List of your rights:
• Right to withdraw your consent to the processing of your personal data at any time in accordance with the requirements of the Regulation;
• Right to correct personal data – if you believe there is an error in the personal data collected about you, you may request their correction. You will need to identify the correct data to us.
• Right to access your personal data – you have the right to receive confirmation whether we process your personal data and, if so, to access it. Together with the data we will also give you access to the mandatory information described in art. 15, item 1 of the Regulation.
• Right to erase your personal data – you may want “to be forgotten” and we will assess whether the requirements of art. 17 of the Regulation apply.
• Right to restriction of processing – means marking of the stored personal data in order to limit their processing in the future. If you want us to keep your personal data without processing it, you can file/send a request under this article.
• Right to data portability – you may ask the personal data we have collected about you to be transmitted in a structured, commonly used and machine-readable form. Currently, we are not able to directly transfer your data to another controller.
• Right to object – you may object to the processing of your personal data at any time, including for profiling and direct marketing.

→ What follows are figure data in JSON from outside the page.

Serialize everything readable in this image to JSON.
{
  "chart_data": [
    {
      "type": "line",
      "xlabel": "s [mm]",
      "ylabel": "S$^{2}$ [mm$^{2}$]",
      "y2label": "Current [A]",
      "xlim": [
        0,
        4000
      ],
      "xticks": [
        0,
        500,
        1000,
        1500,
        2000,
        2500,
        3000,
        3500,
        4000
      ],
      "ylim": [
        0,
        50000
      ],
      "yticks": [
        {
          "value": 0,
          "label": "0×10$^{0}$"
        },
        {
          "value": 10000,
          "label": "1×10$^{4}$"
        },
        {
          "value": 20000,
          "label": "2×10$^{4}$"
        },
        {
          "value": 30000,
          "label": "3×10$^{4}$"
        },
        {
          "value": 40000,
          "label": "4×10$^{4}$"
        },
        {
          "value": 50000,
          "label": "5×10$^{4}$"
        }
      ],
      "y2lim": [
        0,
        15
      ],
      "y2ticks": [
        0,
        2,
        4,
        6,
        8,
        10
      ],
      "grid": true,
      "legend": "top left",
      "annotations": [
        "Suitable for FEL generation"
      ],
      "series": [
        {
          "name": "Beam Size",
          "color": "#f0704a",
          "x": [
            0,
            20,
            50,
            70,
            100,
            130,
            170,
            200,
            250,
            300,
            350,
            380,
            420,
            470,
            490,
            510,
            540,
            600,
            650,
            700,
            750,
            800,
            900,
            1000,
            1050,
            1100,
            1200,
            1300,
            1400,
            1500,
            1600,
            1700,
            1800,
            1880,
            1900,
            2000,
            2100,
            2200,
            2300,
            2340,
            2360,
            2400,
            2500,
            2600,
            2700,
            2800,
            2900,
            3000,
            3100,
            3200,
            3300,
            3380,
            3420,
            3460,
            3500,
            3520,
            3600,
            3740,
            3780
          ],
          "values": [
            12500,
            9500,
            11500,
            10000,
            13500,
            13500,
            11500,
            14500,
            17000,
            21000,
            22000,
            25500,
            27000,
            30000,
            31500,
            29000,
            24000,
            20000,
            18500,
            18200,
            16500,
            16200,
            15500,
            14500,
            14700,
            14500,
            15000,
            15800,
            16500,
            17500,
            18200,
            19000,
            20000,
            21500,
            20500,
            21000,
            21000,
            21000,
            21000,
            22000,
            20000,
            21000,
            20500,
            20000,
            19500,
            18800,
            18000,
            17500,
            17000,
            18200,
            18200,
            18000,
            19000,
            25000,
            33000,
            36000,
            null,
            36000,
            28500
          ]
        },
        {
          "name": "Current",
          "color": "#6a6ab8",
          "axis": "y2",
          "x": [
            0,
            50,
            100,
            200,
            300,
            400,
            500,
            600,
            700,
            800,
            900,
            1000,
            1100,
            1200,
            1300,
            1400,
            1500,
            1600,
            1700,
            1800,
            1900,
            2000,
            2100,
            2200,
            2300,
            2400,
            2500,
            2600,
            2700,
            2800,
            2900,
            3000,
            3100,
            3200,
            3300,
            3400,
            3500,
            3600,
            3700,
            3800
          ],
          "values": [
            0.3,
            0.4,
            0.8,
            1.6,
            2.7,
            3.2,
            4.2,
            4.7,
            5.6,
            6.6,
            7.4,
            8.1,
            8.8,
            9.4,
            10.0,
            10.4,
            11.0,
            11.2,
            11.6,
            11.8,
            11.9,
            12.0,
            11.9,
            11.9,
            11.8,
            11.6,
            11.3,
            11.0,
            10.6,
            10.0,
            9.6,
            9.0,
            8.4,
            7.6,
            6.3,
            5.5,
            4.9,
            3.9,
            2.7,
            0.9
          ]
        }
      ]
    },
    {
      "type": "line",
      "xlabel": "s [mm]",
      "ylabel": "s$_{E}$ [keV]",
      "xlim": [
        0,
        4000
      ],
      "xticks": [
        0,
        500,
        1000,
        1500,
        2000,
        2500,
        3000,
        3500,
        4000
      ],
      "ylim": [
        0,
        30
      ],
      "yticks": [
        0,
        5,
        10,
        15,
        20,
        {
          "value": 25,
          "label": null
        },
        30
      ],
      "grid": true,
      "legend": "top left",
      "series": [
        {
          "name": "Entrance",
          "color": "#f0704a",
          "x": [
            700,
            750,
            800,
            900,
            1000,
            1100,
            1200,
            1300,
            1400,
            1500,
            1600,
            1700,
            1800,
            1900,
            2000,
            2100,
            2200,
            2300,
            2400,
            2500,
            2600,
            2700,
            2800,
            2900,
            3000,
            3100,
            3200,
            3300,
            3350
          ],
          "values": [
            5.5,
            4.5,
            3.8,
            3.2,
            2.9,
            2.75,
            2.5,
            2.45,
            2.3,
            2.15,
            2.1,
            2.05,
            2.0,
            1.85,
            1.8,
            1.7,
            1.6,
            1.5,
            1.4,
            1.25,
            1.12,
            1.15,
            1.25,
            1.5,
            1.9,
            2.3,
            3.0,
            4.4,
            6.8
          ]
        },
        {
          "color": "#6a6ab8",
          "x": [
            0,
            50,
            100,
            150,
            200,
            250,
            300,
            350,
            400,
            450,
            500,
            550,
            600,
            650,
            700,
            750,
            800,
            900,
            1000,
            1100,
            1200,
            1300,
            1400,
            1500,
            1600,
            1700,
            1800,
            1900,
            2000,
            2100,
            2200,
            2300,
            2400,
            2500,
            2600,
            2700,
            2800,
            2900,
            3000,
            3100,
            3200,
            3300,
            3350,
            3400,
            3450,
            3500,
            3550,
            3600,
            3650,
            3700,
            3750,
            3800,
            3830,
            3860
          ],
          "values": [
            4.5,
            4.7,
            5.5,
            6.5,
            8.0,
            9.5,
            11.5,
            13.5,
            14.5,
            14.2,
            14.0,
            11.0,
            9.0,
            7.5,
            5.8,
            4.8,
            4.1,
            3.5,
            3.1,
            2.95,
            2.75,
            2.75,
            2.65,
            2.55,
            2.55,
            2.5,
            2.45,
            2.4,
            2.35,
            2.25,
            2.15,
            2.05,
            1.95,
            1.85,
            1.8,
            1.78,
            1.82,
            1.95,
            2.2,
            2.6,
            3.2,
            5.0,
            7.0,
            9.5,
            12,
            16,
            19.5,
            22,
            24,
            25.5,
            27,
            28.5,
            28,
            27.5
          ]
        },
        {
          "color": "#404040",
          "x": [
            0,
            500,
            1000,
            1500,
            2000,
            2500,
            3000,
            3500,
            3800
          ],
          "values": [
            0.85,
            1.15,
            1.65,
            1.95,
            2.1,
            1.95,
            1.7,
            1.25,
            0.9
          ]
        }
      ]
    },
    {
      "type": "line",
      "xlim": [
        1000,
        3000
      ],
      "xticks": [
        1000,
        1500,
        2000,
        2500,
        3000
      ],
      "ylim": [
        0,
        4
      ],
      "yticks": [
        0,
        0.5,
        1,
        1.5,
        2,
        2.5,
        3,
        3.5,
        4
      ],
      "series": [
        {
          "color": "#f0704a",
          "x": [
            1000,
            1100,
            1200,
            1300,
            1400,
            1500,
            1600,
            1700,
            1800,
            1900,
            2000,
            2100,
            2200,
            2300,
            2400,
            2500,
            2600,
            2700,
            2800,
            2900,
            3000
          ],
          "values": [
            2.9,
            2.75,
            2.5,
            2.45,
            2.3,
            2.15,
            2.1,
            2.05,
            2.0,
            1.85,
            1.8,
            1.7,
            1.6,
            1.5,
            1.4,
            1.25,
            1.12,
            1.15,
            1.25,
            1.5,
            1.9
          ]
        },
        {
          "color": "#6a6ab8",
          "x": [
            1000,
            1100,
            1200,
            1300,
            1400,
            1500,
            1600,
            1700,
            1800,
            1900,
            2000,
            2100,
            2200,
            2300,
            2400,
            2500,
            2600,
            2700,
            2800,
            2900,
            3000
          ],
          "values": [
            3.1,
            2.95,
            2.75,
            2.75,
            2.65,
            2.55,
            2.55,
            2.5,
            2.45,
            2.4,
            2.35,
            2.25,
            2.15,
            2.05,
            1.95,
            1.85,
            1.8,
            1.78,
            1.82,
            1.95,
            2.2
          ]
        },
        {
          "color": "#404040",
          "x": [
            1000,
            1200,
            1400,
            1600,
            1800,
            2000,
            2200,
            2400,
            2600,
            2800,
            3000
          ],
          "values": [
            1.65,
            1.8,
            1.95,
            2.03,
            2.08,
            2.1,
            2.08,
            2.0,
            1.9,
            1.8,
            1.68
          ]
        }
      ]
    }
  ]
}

• The right to request the controller of your personal data to notify third parties to whom the controller has provided your data regarding correction, erasure or restriction of the processing of personal data. In all cases, when you exercise any of the above rights, we will notify those third parties of your request.
• You are entitled to a complaint to the Commission for Personal Data Protection, which is filed in a form and with the requisites required by law.
7. Accuracy of Information
The company is not responsible for the correctness of the data you provided on our site and therefore carries out checks upon your arriving at our hotel reception desks. In all cases of suspected fraud and/or misuse of your personal data, please inform us immediately.
8. How we protect your information
Considering the complexity of the problem we have emphasized on the following types of personal data protection – physical, personal, documentary and protection of automated information systems and networks. In applying the new requirements of the regulation, we use cryptographic protection in data transmission.
9. How long we store your information
We store your information for as long as it is necessary for our legitimate interests or is defined in the legislation of the country. Time limit for storing personal data: The period for which we will store your personal data is within 1 year after which they will be destroyed. The period of destruction of your data may be longer than one year in cases where the Bulgarian legislation requires it.